> > Rebasing for security seems odd. Usually one has to re-evaluate security
> > completely after a rebase. In my experience, security features randomly
> > break upstream like everything else. There is no stability guarantee.
>
> Maybe it is odd, but backporting Intel Boot Guard or vboot to old branch
> and supporting it there seem to be equally odd. I also had in mind
> security bug fixes, which also may be not easy to back port in light of
> missive tree changes and lack of QA to confirm things works in the same
> way. Of course in security bug fixes would be way easier to backport
> then features.

Well, okay, I don't think that's what anyone here meant when we said
"backport security fixes". I meant actual bug fixes, like there was a
missed size check leading to a potential buffer overflow somewhere --
that's something that you can relatively easily backport most of the
time. And for that, maintaining stable branches so not everybody has
to do the tracking and backporting on their own would be great (if
someone has the time to do it).

But of course you can't backport things like vboot or BootGuard
support to an older branch -- those are huge features that dig deep
into coreboot internals in many places. Those features are exactly the
kind of things that require these tree-wide API changes that this
discussion started about. So... I'm not really sure what you want
here, tbh. If you want to get all these big new features on your
board, then you should forward-port your out-of-tree patches to a
newer release, and you'll have to deal with the problems caused by all
the big API changes. If you don't want to deal with big API changes,
then you should keep your stuff on a stabilization branch and only
backport specific bug fixes that you need -- in that case, you'll of
course not get any big new features. I understand that you might like
to have both but I think that's just fundamentally impossible -- big
new features just tend to require deep, invasive changes.

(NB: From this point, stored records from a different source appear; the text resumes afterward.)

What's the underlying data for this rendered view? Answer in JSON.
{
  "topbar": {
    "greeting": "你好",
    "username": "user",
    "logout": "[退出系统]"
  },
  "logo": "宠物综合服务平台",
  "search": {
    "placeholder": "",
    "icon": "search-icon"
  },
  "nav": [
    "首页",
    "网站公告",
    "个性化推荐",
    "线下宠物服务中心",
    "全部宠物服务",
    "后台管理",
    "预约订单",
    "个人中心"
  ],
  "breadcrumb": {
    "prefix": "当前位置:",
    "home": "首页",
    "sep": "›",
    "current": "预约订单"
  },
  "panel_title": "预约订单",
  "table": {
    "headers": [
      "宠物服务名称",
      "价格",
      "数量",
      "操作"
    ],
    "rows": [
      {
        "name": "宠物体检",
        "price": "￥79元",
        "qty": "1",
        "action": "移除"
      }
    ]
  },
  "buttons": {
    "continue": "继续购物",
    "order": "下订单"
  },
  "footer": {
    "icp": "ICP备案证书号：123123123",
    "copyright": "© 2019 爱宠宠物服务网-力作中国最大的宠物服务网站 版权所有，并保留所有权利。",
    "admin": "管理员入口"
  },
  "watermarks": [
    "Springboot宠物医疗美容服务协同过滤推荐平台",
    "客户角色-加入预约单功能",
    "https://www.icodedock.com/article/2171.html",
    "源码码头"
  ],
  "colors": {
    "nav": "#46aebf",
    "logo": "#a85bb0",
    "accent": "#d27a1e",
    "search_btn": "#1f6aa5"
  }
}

> Do you place spatch in this category?
>
> I mean, do you see it as too burdensome to mandate that changes
> affecting the tree more than some TBD threshold are to be generated
> by an spatch which must also be contributed?

I think we could encourage that, I don't think it's really something
you can make a hard requirement. spatches just don't work well for all
kinds of API changes. Starting this as a sort of "experiment" like you
suggested to see how it goes sounds like a good idea.